Live Gold Prices Fall Due to Either Hopes or Fears



According to an ABC News article on December 8, 2010, investors are beginning to believe they are able to see the light at the end of the tunnel of the current recession. Due to a proposal to extend tax cuts and unemployment benefits, investors believe they no longer need the safety net liquidity of precious metal investments, so live gold prices for delivery in February fell 25.8 United States Dollars and closed at 1,383.20 United States Dollars per ounce.

This is one of the most common trends in the economic market; precious resources whose values are well known and understood are bought when times look bad, and sold otherwise. Physical ownership of gold allows a feeling of security in troubled economic times. Add to that the high liquidity of this particular asset, and the fact that some forms (e.g. gold bullion coins) are guaranteed by the government, and it becomes an immediate must-have addition to a portfolio as soon as stock opportunities begin to look bleak.

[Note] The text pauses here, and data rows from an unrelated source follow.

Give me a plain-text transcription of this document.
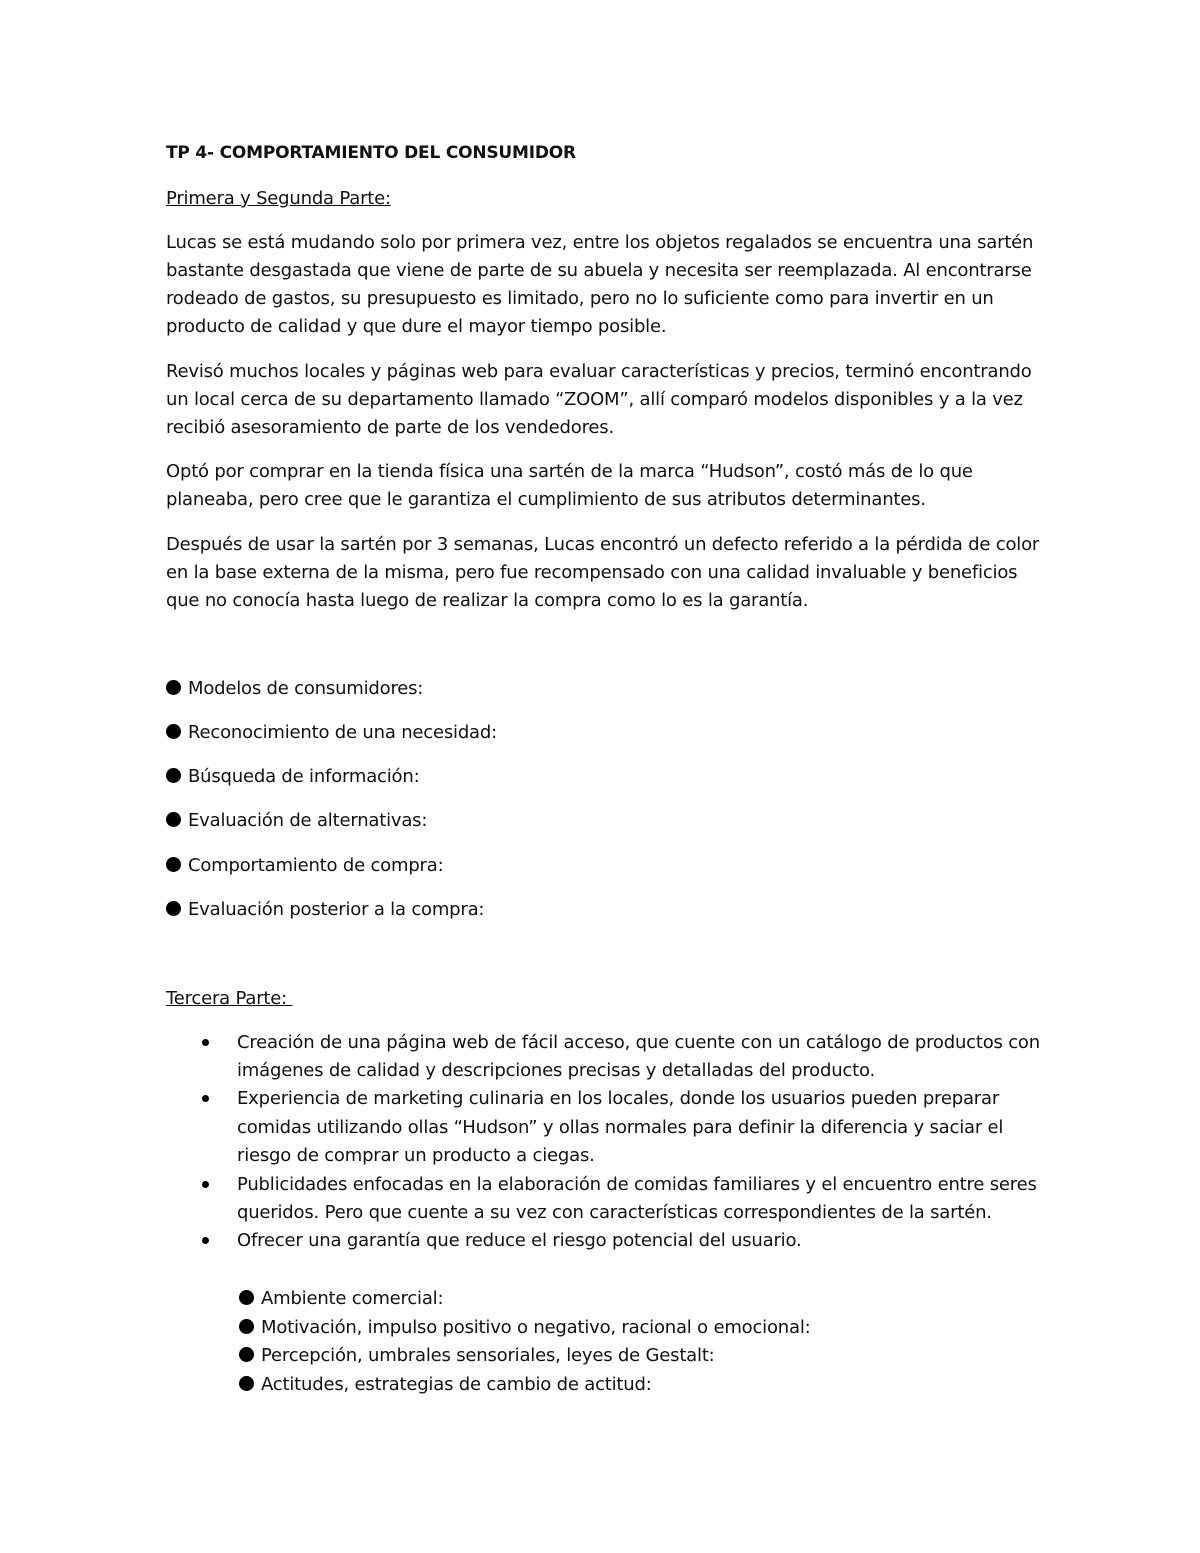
TP 4- COMPORTAMIENTO DEL CONSUMIDOR
Primera y Segunda Parte:
Lucas se está mudando solo por primera vez, entre los objetos regalados se encuentra una sartén
bastante desgastada que viene de parte de su abuela y necesita ser reemplazada. Al encontrarse
rodeado de gastos, su presupuesto es limitado, pero no lo suficiente como para invertir en un
producto de calidad y que dure el mayor tiempo posible.
Revisó muchos locales y páginas web para evaluar características y precios, terminó encontrando
un local cerca de su departamento llamado “ZOOM”, allí comparó modelos disponibles y a la vez
recibió asesoramiento de parte de los vendedores.
Optó por comprar en la tienda física una sartén de la marca “Hudson”, costó más de lo que
planeaba, pero cree que le garantiza el cumplimiento de sus atributos determinantes.
Después de usar la sartén por 3 semanas, Lucas encontró un defecto referido a la pérdida de color
en la base externa de la misma, pero fue recompensado con una calidad invaluable y beneficios
que no conocía hasta luego de realizar la compra como lo es la garantía.
Modelos de consumidores:
Reconocimiento de una necesidad:
Búsqueda de información:
Evaluación de alternativas:
Comportamiento de compra:
Evaluación posterior a la compra:
Tercera Parte:
Creación de una página web de fácil acceso, que cuente con un catálogo de productos con
imágenes de calidad y descripciones precisas y detalladas del producto.
Experiencia de marketing culinaria en los locales, donde los usuarios pueden preparar
comidas utilizando ollas “Hudson” y ollas normales para definir la diferencia y saciar el
riesgo de comprar un producto a ciegas.
Publicidades enfocadas en la elaboración de comidas familiares y el encuentro entre seres
queridos. Pero que cuente a su vez con características correspondientes de la sartén.
Ofrecer una garantía que reduce el riesgo potencial del usuario.
Ambiente comercial:
Motivación, impulso positivo o negativo, racional o emocional:
Percepción, umbrales sensoriales, leyes de Gestalt:
Actitudes, estrategias de cambio de actitud:
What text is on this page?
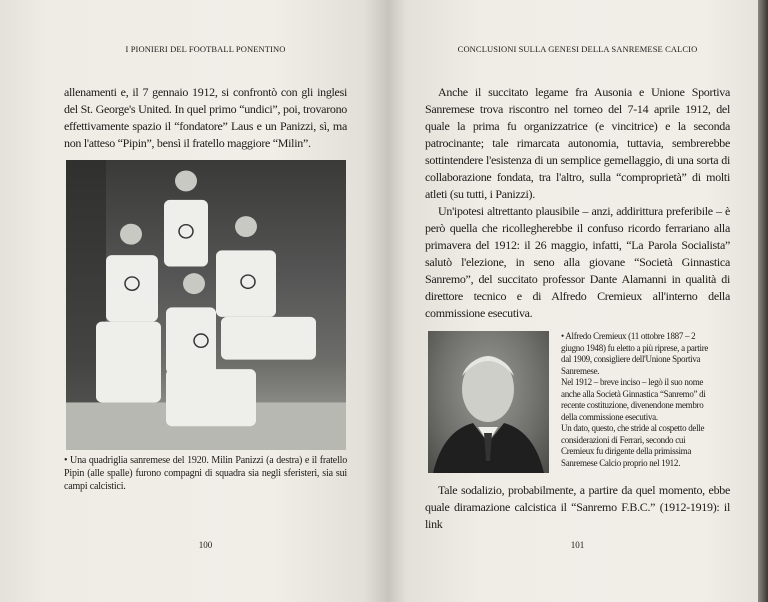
I PIONIERI DEL FOOTBALL PONENTINO

allenamenti e, il 7 gennaio 1912, si confrontò con gli inglesi del St. George's United. In quel primo “undici”, poi, trovarono effettivamente spazio il “fondatore” Laus e un Panizzi, sì, ma non l'atteso “Pipin”, bensì il fratello maggiore “Milin”.

• Una quadriglia sanremese del 1920. Milin Panizzi (a destra) e il fratello Pipin (alle spalle) furono compagni di squadra sia negli sferisteri, sia sui campi calcistici.

100
CONCLUSIONI SULLA GENESI DELLA SANREMESE CALCIO

Anche il succitato legame fra Ausonia e Unione Sportiva Sanremese trova riscontro nel torneo del 7-14 aprile 1912, del quale la prima fu organizzatrice (e vincitrice) e la seconda patrocinante; tale rimarcata autonomia, tuttavia, sembrerebbe sottintendere l'esistenza di un semplice gemellaggio, di una sorta di collaborazione fondata, tra l'altro, sulla “comproprietà” di molti atleti (su tutti, i Panizzi).

Un'ipotesi altrettanto plausibile – anzi, addirittura preferibile – è però quella che ricollegherebbe il confuso ricordo ferrariano alla primavera del 1912: il 26 maggio, infatti, “La Parola Socialista” salutò l'elezione, in seno alla giovane “Società Ginnastica Sanremo”, del succitato professor Dante Alamanni in qualità di direttore tecnico e di Alfredo Cremieux all'interno della commissione esecutiva.

• Alfredo Cremieux (11 ottobre 1887 – 2
giugno 1948) fu eletto a più riprese, a partire
dal 1909, consigliere dell'Unione Sportiva
Sanremese.
Nel 1912 – breve inciso – legò il suo nome
anche alla Società Ginnastica “Sanremo” di
recente costituzione, divenendone membro
della commissione esecutiva.
Un dato, questo, che stride al cospetto delle
considerazioni di Ferrari, secondo cui
Cremieux fu dirigente della primissima
Sanremese Calcio proprio nel 1912.

Tale sodalizio, probabilmente, a partire da quel momento, ebbe quale diramazione calcistica il “Sanremo F.B.C.” (1912-1919): il link

101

When market prices show the first signs of moving toward bullishness and regaining strength, a majority of investors immediately withdraw from the precious metals sectors in order to put their money where they might see more immediate gains. A beneficial way to diversify one’s portfolio, and a way to gain a little bit of security even in times of economic prosperity, would be to buy a bit of gold bullion while the market is riding high, after all, everyone needs a bit of security.

According to Market Watch’s article (also Dec. 8, 2010), by Claudia Assis and Sarah Turner, there was a different primary reason for the fall of live gold prices. They state it was due to an announcement that China is going to release new reports on Saturday, December 11, instead of the scheduled Monday, December 13. Many feared that China would implement a higher interest rate, and thus sold their gold; their government, however, stated it was merely to keep monthly release dates as similar as possible.

Whether due to fears of interest hikes or hope in a recovering market, the gold stock fell almost two percent in one day, a considerable fall for such a large stock. But, alas, what goes down must eventually come up, so the time to take advantage of a lowering gold price per ounce may be soon upon us.